Am Donnerstag, dem 20. Mai, hat der Hauptausschuss der Stadt Mülheim den Dringlichkeitsbeschluss gefasst, Karstadt die Gewerbesteuer aus Sanierungsgewinnen zu erlassen. Insolvenzverwalter Görg behauptet, ohne das müsste der Konzern zerschlagen werden.  Etliche Städte wie Essen, Dortmund oder zuletzt Bottrop und Bochum haben bereits zugestimmt. Duisburg hatte am 11. Mai gegen den Steuererlass gestimmt, hat dann aber für 21. Mai erneut eine Sondersitzung angesetzt und die Entscheidung wieder revidiert. Auch die MBI änderten ihre Haltung. Waren sie im April noch gegen Verzicht auf Forderungen gegenüber Karstadt, so haben sie ihre Haltung geändert. Das kam wie folgt:

Nach ausführlichen Gesprächen mit Betriebsrat und Geschäftsführung der Mülheimer Karstadt-Filiale im Rhein-Ruhr-Zentrum schickten die MBI zusätzlich einen Fragenkatalog an den Insolvenzverwalter (s.u.). Der setzte sich daraufhin mit den MBI in Verbindung und nahm detailliert und glaubhaft zu allen Fragen Stellung. Die MBI haben nun dem Verzicht zugestimmt, wenn auch mit gewissen Bauchschmerzen.

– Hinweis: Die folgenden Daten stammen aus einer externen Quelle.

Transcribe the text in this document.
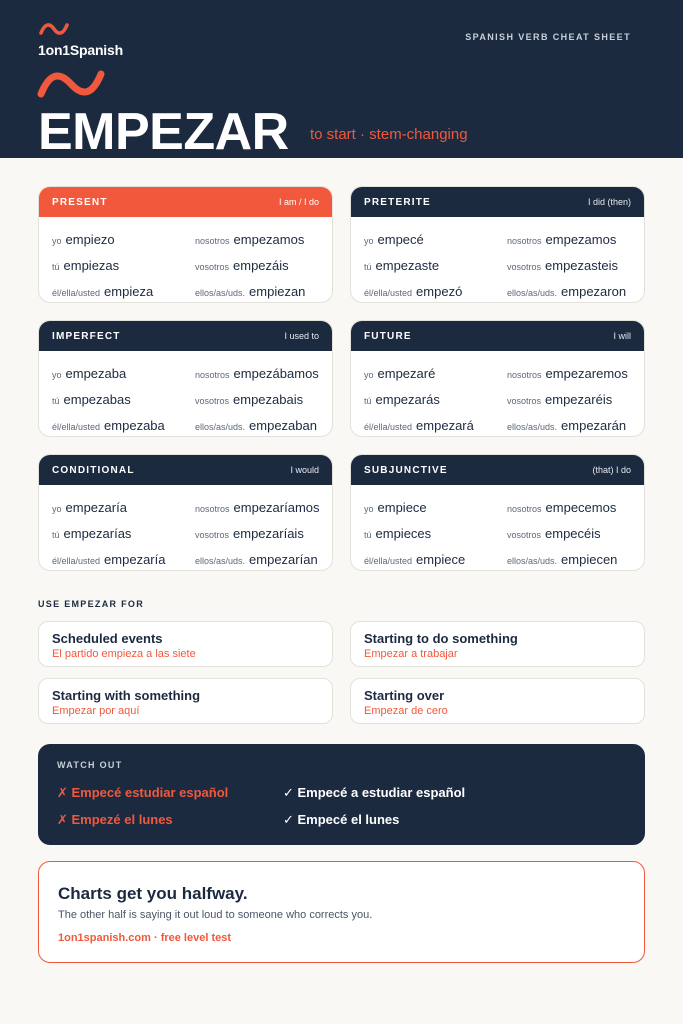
1on1Spanish
SPANISH VERB CHEAT SHEET
EMPEZAR to start · stem-changing
PRESENT	I am / I do
yo empiezo	nosotros empezamos
tú empiezas	vosotros empezáis
él/ella/usted empieza	ellos/as/uds. empiezan
PRETERITE	I did (then)
yo empecé	nosotros empezamos
tú empezaste	vosotros empezasteis
él/ella/usted empezó	ellos/as/uds. empezaron
IMPERFECT	I used to
yo empezaba	nosotros empezábamos
tú empezabas	vosotros empezabais
él/ella/usted empezaba	ellos/as/uds. empezaban
FUTURE	I will
yo empezaré	nosotros empezaremos
tú empezarás	vosotros empezaréis
él/ella/usted empezará	ellos/as/uds. empezarán
CONDITIONAL	I would
yo empezaría	nosotros empezaríamos
tú empezarías	vosotros empezaríais
él/ella/usted empezaría	ellos/as/uds. empezarían
SUBJUNCTIVE	(that) I do
yo empiece	nosotros empecemos
tú empieces	vosotros empecéis
él/ella/usted empiece	ellos/as/uds. empiecen
USE EMPEZAR FOR
Scheduled events
El partido empieza a las siete
Starting to do something
Empezar a trabajar
Starting with something
Empezar por aquí
Starting over
Empezar de cero
WATCH OUT
✗ Empecé estudiar español	✓ Empecé a estudiar español
✗ Empezé el lunes	✓ Empecé el lunes
Charts get you halfway.
The other half is saying it out loud to someone who corrects you.
1on1spanish.com · free level test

Dieser Verzicht auf evtl. Gewerbesteueransprüche aus Sanierungsgewinnen beschränkt sich ausschließlich auf potenzielle, einmalige Buchgewinne (außerordentliche Erträge durch Gläubiger- und Lohnverzicht), das operative Geschäft und dessen Besteuerung bliebe davon gänzlich unberührt, versicherte der Vertreter von Herrn Görg. Daher sei der Verzichtserklärung der Städte auch keine Bedingung des mögl. Investors Triton, sondern davon gänzlich unabhängig. Bei einem Regelinsolvenzverfahren, also der Zerschlagung der Karstadt GmbH, würden die Steuern auf Sanierungsgewinne ohnehin nicht einmal auf dem Papier anfallen.
Mit all den zusätzlichen Informationen hat sich in den MBI mehrheitlich die Meinung durchgesetzt, dem Verzicht zustimmen zu können, weil der Stadt dadurch real kein Schaden entsteht, denn wirklich einnehmen wird die Stadt die virtuellen ca. 1,8 Mio. Steuern auf diese Sanierungsgewinne nicht, egal ob Karstadt weiter bestehen bleibt oder nicht.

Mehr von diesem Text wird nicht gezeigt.